Já Cavalo… Bem, Cavalo era esperto. Desde cedo, percebeu que o segredo da vida não era correr atrás de tudo, mas sim saber onde e quando aparecer. Ele nunca se desgastava demais, mas sempre estava no lugar certo, na hora certa. As oportunidades pareciam cair no colo dele. No trabalho, enquanto Bife carregava a equipe nas costas, Cavalo ficava com os créditos. Enquanto Ovo tentava ser notado, Cavalo já estava assinando o projeto e saindo na foto. Não que fosse cruel – apenas sabia jogar o jogo melhor que os outros. Seja por sorte ou esperteza, Cavalo não era o trabalhador que diziam por aí. Tinha tantas medalhas que mal se via o seu peito. Ele sabia tudo, até daquilo que nunca havia ouvido falar, afinal, não é o quê, é como.

Os três se reencontraram anos depois, num jantar casual. Sentados à mesa, sem perceber, pediram o mesmo prato: bife a cavalo.

Foi Bife quem riu primeiro. “Engraçado, né? Eu sempre fui o que mais se entregou e como nesse prato, fico sempre embaixo de todos. O ovo está ali, cobrindo o tal bife.

Ovo suspirou. “E eu sempre estive presente, mas sem realmente contar muito.”

Cavalo sorriu, sem pressa. “E eu? Bom… eu nem precisei estar no prato para ser lembrado.”

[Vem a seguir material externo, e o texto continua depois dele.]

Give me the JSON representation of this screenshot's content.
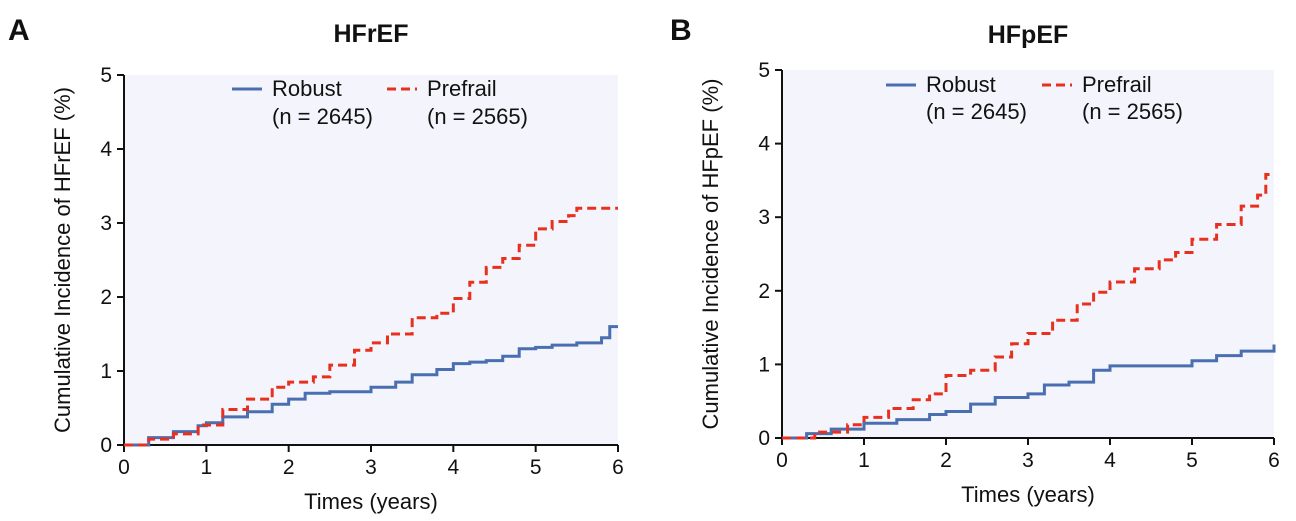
{
  "colors": {
    "robust": "#4a6fb0",
    "prefrail": "#e8301f",
    "plot_bg": "#f4f5fc",
    "axis": "#111111"
  },
  "chart_data": [
    {
      "panel_letter": "A",
      "type": "line",
      "title": "HFrEF",
      "xlabel": "Times (years)",
      "ylabel": "Cumulative Incidence of HFrEF (%)",
      "xlim": [
        0,
        6
      ],
      "ylim": [
        0,
        5
      ],
      "xticks": [
        "0",
        "1",
        "2",
        "3",
        "4",
        "5",
        "6"
      ],
      "yticks": [
        "0",
        "1",
        "2",
        "3",
        "4",
        "5"
      ],
      "legend_position": "top-center",
      "series": [
        {
          "name": "Robust",
          "sublabel": "(n = 2645)",
          "style": "solid",
          "x": [
            0,
            0.3,
            0.6,
            0.9,
            1.0,
            1.2,
            1.5,
            1.8,
            2.0,
            2.2,
            2.5,
            2.8,
            3.0,
            3.3,
            3.5,
            3.8,
            4.0,
            4.2,
            4.4,
            4.6,
            4.8,
            5.0,
            5.2,
            5.5,
            5.8,
            5.9,
            6.0
          ],
          "y": [
            0,
            0.1,
            0.18,
            0.26,
            0.3,
            0.38,
            0.45,
            0.55,
            0.62,
            0.7,
            0.72,
            0.72,
            0.78,
            0.85,
            0.95,
            1.02,
            1.1,
            1.12,
            1.14,
            1.2,
            1.3,
            1.32,
            1.35,
            1.38,
            1.45,
            1.6,
            1.6
          ]
        },
        {
          "name": "Prefrail",
          "sublabel": "(n = 2565)",
          "style": "dashed",
          "x": [
            0,
            0.3,
            0.6,
            0.9,
            1.2,
            1.5,
            1.8,
            2.0,
            2.3,
            2.5,
            2.8,
            3.0,
            3.2,
            3.5,
            3.8,
            4.0,
            4.2,
            4.4,
            4.6,
            4.8,
            5.0,
            5.2,
            5.4,
            5.5,
            6.0
          ],
          "y": [
            0,
            0.08,
            0.15,
            0.27,
            0.48,
            0.62,
            0.78,
            0.85,
            0.92,
            1.08,
            1.28,
            1.38,
            1.5,
            1.72,
            1.78,
            1.98,
            2.2,
            2.4,
            2.52,
            2.7,
            2.92,
            3.02,
            3.1,
            3.2,
            3.2
          ]
        }
      ]
    },
    {
      "panel_letter": "B",
      "type": "line",
      "title": "HFpEF",
      "xlabel": "Times (years)",
      "ylabel": "Cumulative Incidence of HFpEF (%)",
      "xlim": [
        0,
        6
      ],
      "ylim": [
        0,
        5
      ],
      "xticks": [
        "0",
        "1",
        "2",
        "3",
        "4",
        "5",
        "6"
      ],
      "yticks": [
        "0",
        "1",
        "2",
        "3",
        "4",
        "5"
      ],
      "legend_position": "top-center",
      "series": [
        {
          "name": "Robust",
          "sublabel": "(n = 2645)",
          "style": "solid",
          "x": [
            0,
            0.3,
            0.6,
            1.0,
            1.4,
            1.8,
            2.0,
            2.3,
            2.6,
            3.0,
            3.2,
            3.5,
            3.8,
            4.0,
            4.5,
            5.0,
            5.3,
            5.6,
            6.0
          ],
          "y": [
            0,
            0.06,
            0.12,
            0.2,
            0.25,
            0.32,
            0.36,
            0.46,
            0.55,
            0.6,
            0.72,
            0.76,
            0.92,
            0.98,
            0.98,
            1.05,
            1.12,
            1.18,
            1.27
          ]
        },
        {
          "name": "Prefrail",
          "sublabel": "(n = 2565)",
          "style": "dashed",
          "x": [
            0,
            0.4,
            0.8,
            1.0,
            1.3,
            1.6,
            1.8,
            2.0,
            2.3,
            2.6,
            2.8,
            3.0,
            3.3,
            3.6,
            3.8,
            4.0,
            4.3,
            4.6,
            4.8,
            5.0,
            5.3,
            5.6,
            5.8,
            5.9,
            6.0
          ],
          "y": [
            0,
            0.08,
            0.18,
            0.28,
            0.4,
            0.52,
            0.6,
            0.85,
            0.92,
            1.1,
            1.28,
            1.42,
            1.6,
            1.82,
            1.98,
            2.12,
            2.3,
            2.42,
            2.52,
            2.7,
            2.9,
            3.15,
            3.3,
            3.58,
            3.58
          ]
        }
      ]
    }
  ]
}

Houve um silêncio. Todos entenderam.

E então, sem aviso, Bife pousou os talheres e disse:

“Mas sabe o que mais me incomoda? A vida me fez acreditar que só existiam esses três papéis. Que ou eu me entregava por inteiro sem reconhecimento, ou eu me equilibrava na superfície sem realmente me comprometer, ou então eu aprendia a jogar para levar os créditos sem dar nada em troca. Mas e se eu não quiser ser nenhum dos três? E se eu quiser ser algo diferente?”

Ovo e Cavalo se entreolharam. Nunca tinham pensado nisso.

Ovo suspirou. “O problema é que o mundo já está montado assim. Tem gente que se doa, tem gente que observa e tem gente que aproveita. Mudar isso… é complicado.”

Cavalo cruzou os braços. “E quem disse que dá para mudar? O jogo sempre foi assim. Quem aprende a jogar melhor, vence.”

Bife sorriu, cansado, mas decidido. “Talvez. Mas não quero mais ser só uma peça nesse jogo. Quero lutar para que os Bifes sejam reconhecidos, para que os Ovos tenham coragem de mergulhar e para que os Cavalos percebam que levar o crédito sem esforço não significa vencer. Quero que o prato seja servido de um jeito diferente. E, se para isso eu precisar ser um pouco de cada, que seja.”

Ovo franziu a testa. “E se o mundo não quiser mudar?”

Bife pegou o garfo e apontou para o prato. “Então a gente muda o mundo. Nem que seja uma mordida por vez.”

O garçom trouxe os pratos. Mas, dessa vez, algo era diferente.

Eles não estavam apenas saboreando uma refeição. Estavam decidindo como queriam ser servidos à vida – e, mais do que isso, como queriam servir o mundo de volta.